Prime d’activité 2026 : qui bénéficiera vraiment des 50€ supplémentaires par mois ?
Les bénéficiaires ciblés : entre 1 et 1,4 fois le SMIC
Contrairement à ce que l’on pourrait penser, cette augmentation ne concernera pas l’ensemble des allocataires de la prime d’activité. Selon les déclarations de Sébastien Lecornu, seuls les travailleurs percevant entre 1 et 1,4 fois le SMIC seront éligibles à cette revalorisation. Avec un salaire minimum fixé à 1 433 euros nets mensuels en 2026, cela signifie que les bénéficiaires devront gagner entre 1 433 et environ 2 000 euros nets par mois.
Ce ciblage précis exclut donc une partie des foyers actuellement bénéficiaires, notamment ceux dont les revenus se situent entre 2 000 et 2 030 euros nets, plafond maximal pour percevoir la prime d’activité.
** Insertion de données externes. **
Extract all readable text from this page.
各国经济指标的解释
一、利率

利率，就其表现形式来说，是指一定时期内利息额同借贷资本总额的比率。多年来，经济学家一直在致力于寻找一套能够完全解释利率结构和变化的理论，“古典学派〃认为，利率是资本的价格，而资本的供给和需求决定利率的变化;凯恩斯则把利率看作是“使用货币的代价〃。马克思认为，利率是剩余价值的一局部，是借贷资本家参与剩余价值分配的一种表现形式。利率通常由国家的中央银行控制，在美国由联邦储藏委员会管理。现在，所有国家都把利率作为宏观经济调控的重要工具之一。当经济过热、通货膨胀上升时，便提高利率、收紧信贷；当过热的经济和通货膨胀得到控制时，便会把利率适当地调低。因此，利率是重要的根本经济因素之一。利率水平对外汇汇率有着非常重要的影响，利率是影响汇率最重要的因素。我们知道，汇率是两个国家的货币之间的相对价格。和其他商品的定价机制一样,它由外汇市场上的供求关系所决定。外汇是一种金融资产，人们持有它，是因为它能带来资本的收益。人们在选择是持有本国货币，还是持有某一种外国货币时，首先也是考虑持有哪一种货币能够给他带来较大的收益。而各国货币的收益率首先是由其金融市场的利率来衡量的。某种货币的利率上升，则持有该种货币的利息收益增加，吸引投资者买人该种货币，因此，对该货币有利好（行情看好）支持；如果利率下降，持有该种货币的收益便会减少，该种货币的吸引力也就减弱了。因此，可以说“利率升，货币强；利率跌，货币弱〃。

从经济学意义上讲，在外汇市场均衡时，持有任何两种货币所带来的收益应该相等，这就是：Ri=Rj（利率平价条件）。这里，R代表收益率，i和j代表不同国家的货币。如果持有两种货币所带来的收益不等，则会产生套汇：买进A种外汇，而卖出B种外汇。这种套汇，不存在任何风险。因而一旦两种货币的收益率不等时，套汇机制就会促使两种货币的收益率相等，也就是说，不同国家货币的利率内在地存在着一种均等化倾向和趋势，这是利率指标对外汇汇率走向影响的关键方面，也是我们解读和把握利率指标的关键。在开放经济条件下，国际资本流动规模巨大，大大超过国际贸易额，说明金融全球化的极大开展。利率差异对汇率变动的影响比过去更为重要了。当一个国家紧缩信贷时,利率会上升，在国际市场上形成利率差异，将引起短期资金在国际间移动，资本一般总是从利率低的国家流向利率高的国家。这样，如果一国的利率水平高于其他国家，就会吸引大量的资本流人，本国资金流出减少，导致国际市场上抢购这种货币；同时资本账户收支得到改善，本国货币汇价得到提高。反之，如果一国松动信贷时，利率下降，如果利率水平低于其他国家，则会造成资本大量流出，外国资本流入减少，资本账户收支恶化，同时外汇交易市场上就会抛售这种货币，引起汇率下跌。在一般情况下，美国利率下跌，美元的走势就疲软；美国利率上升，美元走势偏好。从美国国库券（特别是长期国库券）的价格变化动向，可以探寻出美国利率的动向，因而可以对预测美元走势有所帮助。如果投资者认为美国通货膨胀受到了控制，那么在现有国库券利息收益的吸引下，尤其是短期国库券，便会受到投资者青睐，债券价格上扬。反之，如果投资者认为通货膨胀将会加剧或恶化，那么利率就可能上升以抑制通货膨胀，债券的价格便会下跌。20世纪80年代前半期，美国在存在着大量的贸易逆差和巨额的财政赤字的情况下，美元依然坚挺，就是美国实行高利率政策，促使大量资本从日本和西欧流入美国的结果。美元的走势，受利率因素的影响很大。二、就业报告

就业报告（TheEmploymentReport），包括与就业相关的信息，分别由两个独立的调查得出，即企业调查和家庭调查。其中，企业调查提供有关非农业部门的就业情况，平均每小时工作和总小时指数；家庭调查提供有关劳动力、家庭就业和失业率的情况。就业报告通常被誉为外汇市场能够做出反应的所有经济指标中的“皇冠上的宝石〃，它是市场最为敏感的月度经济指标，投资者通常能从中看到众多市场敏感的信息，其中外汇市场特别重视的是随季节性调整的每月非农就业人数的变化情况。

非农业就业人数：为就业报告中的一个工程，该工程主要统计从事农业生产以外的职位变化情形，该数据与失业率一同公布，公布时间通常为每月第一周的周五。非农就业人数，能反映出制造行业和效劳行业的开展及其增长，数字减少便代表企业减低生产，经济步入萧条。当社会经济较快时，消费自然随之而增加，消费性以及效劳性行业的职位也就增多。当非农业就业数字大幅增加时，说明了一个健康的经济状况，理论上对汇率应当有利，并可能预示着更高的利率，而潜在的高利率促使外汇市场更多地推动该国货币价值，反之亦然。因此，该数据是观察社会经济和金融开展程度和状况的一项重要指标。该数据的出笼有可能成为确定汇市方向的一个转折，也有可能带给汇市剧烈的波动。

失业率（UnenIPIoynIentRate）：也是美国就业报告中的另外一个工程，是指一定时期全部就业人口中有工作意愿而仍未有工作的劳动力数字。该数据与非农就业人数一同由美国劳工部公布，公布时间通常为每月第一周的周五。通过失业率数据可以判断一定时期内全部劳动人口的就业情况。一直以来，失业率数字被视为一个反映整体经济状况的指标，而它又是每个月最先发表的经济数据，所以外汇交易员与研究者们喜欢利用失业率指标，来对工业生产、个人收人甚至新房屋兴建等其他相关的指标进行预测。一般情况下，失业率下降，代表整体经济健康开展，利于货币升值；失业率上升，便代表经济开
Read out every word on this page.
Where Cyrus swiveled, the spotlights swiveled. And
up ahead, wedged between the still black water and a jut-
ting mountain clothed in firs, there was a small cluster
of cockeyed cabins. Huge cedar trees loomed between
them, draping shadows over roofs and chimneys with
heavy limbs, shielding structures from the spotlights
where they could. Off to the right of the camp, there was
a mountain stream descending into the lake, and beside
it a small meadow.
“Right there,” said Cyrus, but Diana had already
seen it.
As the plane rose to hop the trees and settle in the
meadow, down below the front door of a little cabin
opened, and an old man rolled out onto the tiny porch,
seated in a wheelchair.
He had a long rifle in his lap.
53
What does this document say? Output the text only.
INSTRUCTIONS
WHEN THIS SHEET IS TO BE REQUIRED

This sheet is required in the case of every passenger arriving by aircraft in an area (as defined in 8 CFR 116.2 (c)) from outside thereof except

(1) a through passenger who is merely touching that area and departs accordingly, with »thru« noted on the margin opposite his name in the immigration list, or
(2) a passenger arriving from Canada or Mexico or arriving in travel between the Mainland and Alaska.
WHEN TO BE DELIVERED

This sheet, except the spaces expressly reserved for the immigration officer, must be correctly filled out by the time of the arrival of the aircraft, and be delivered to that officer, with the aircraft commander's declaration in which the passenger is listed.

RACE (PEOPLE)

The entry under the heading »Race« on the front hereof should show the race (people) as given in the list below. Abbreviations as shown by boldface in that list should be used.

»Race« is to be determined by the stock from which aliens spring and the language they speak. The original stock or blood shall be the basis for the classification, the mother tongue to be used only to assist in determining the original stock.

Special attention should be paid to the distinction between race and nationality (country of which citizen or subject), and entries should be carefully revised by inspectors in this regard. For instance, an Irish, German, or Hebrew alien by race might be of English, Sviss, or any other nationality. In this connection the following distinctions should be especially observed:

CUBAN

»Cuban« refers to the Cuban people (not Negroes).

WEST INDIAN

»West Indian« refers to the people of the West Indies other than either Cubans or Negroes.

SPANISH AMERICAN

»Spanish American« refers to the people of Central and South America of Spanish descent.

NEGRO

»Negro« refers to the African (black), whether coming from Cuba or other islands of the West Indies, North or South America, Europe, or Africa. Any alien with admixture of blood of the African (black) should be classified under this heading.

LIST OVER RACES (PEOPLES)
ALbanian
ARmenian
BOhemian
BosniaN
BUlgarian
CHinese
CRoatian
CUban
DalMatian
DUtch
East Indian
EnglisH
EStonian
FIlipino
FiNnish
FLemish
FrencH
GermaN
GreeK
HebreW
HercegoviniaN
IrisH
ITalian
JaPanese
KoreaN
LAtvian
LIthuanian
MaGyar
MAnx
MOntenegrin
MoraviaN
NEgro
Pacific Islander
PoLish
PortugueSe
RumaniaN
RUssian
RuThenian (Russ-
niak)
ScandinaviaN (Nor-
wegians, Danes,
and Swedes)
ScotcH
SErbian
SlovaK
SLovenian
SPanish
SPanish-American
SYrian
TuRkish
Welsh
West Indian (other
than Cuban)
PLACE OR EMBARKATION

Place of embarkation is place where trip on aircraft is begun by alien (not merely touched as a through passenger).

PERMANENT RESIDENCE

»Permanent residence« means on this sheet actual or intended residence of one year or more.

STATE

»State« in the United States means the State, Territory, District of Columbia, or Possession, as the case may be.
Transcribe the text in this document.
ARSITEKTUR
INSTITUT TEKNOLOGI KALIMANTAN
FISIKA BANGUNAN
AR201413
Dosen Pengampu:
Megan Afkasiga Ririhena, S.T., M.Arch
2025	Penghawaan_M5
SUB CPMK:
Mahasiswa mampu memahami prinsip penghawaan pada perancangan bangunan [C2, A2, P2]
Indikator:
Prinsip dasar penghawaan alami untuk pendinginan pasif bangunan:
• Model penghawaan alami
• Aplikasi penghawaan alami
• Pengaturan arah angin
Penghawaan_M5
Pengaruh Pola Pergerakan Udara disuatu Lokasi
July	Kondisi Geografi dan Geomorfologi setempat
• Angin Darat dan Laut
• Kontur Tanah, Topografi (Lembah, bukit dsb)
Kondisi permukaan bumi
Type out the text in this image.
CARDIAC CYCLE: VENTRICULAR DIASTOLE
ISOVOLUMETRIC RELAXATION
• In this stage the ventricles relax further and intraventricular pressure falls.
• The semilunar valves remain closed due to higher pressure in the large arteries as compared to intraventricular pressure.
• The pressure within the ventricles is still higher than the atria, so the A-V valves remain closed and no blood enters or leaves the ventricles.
Une hausse dégressive selon les revenus
Autre point crucial souvent mal compris : l’augmentation ne sera pas uniforme. La prime d’activité fonctionne sur un principe de dégressivité. Plus le salarié se rapproche du plafond maximal, moins son montant est élevé.
Comment sera calculée la nouvelle prime ?
- Un employé au SMIC (1 433 € nets) pourrait bénéficier d’une hausse supérieure à 50 euros mensuels
- Un salarié à 1,2 fois le SMIC (environ 1 720 €) verra probablement son augmentation se situer autour des 40-45 euros
- Un travailleur à 1,4 fois le SMIC (environ 2 000 €) n’aura droit qu’à une augmentation plus légère, peut-être 20-30 euros
Cette logique de dégressivité vise à concentrer l’effort budgétaire sur les ménages les plus modestes, là où l’impact sur le pouvoir d’achat sera le plus significatif.
Un budget de 1,5 milliard d’euros
Pour financer cette mesure, le gouvernement a dégagé 1,5 milliard d’euros supplémentaires dans le budget 2026. Cette enveloppe substantielle témoigne de l’importance accordée à ce dispositif dans la politique sociale actuelle.
Cette augmentation intervient dans un contexte de négociations politiques tendues. Elle fait partie des concessions obtenues pour garantir l’accord de non-censure du Parti socialiste sur le projet de loi de finances.
La prime d’activité : un outil contre les idées reçues
Cette mesure rappelle l’objectif fondamental de la prime d’activité : inciter les personnes sans emploi à reprendre une activité professionnelle et soutenir financièrement ceux qui travaillent déjà.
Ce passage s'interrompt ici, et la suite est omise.